La voix de Trudy se brisa. Riley rassembla son courage pour parler.
— Je ressens la même chose, dit-elle. Lorsque nous sommes arrivées au Den, je les ai laissées pour aller m'asseoir seule, et je n'ai prêté aucune attention à Rhea. Peut-être que si j'avais... Riley fit une pause.
— Donc je me sens coupable aussi, ajouta-t-elle. Et autre chose. Égoïste, je pense. Parce que je voulais être seule.
Le Dr. Hayman hocha la tête. Il leur fit un sourire sympathique.
— Alors aucune d'entre-vous n'a raccompagné Rhea chez elle, dit-il.
Après un instant, il ajouta...
— Un péché par omission.
La formule étonna un peu Riley.
Cela semblait étrangement inapproprié pour désigner ce que Riley et Trudy avaient échoué à faire. Cela semblait trop bénin, presque pas assez grave, à peine une question de vie ou de mort.
Mais bien évidemment c'était vrai, jusque là.
Hayman parcouru les autres élèves du regard.
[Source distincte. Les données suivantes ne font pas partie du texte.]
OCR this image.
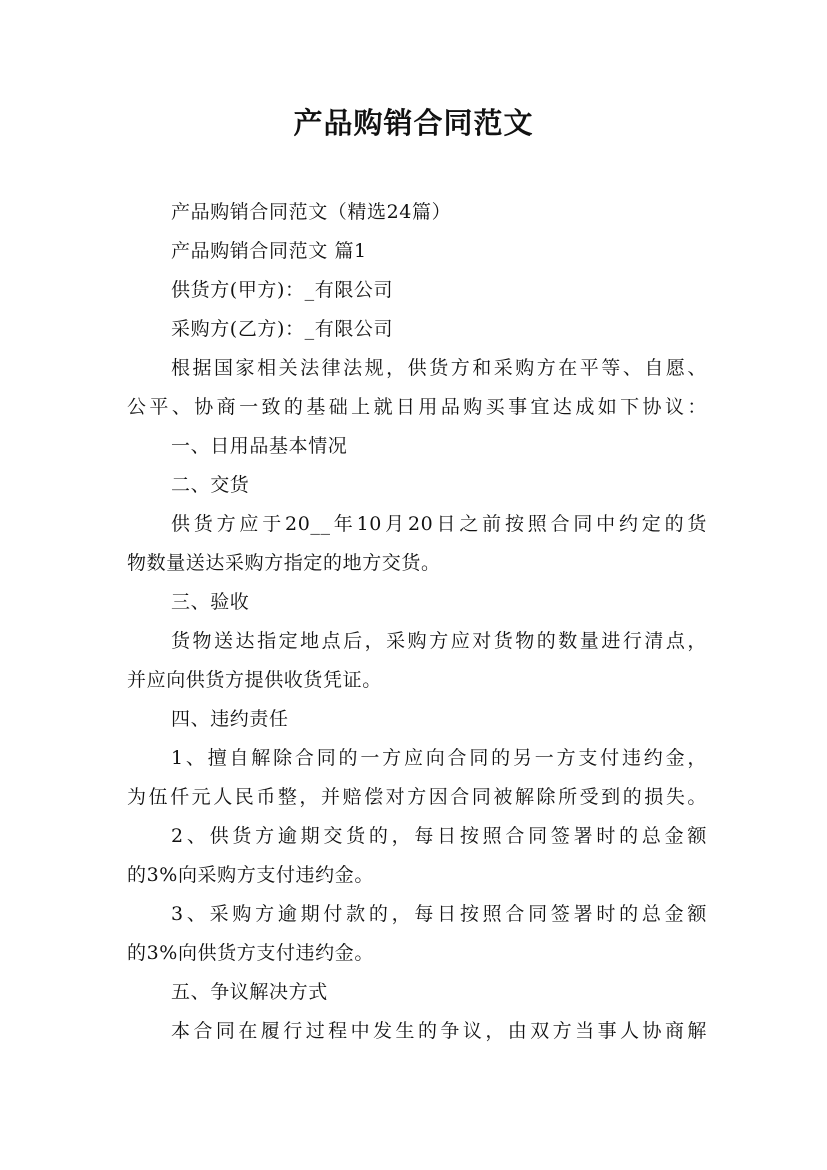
产品购销合同范文
产品购销合同范文（精选24篇）
产品购销合同范文 篇1
供货方(甲方)：_有限公司
采购方(乙方)：_有限公司
根据国家相关法律法规，供货方和采购方在平等、自愿、
公平、协商一致的基础上就日用品购买事宜达成如下协议：
一、日用品基本情况
二、交货
供货方应于20__年10月20日之前按照合同中约定的货
物数量送达采购方指定的地方交货。
三、验收
货物送达指定地点后，采购方应对货物的数量进行清点，
并应向供货方提供收货凭证。
四、违约责任
1、擅自解除合同的一方应向合同的另一方支付违约金，
为伍仟元人民币整，并赔偿对方因合同被解除所受到的损失。
2、供货方逾期交货的，每日按照合同签署时的总金额
的3%向采购方支付违约金。
3、采购方逾期付款的，每日按照合同签署时的总金额
的3%向供货方支付违约金。
五、争议解决方式
本合同在履行过程中发生的争议，由双方当事人协商解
— Et qu'en est-il des autres ? Avez-vous déjà fait – ou échoué à faire – le même genre de chose dans une situation similaire ? Avez-vous déjà, disons, laissé une amie marcher quelque part seule la nuit alors que vous auriez vraiment dû la raccompagner chez elle ? Ou peut-être juste négligé de faire quelque chose qui aurait pu être important pour la sécurité de quelqu'un ? Ne pas avoir pris les clefs de voiture de quelqu'un ayant déjà trop bu ? Ignoré une situation qui aurait pu donner lieu à des blessures ou même la mort ?
Un murmure confus circula entre les étudiants.
Riley réalisa que c'était vraiment une question difficile.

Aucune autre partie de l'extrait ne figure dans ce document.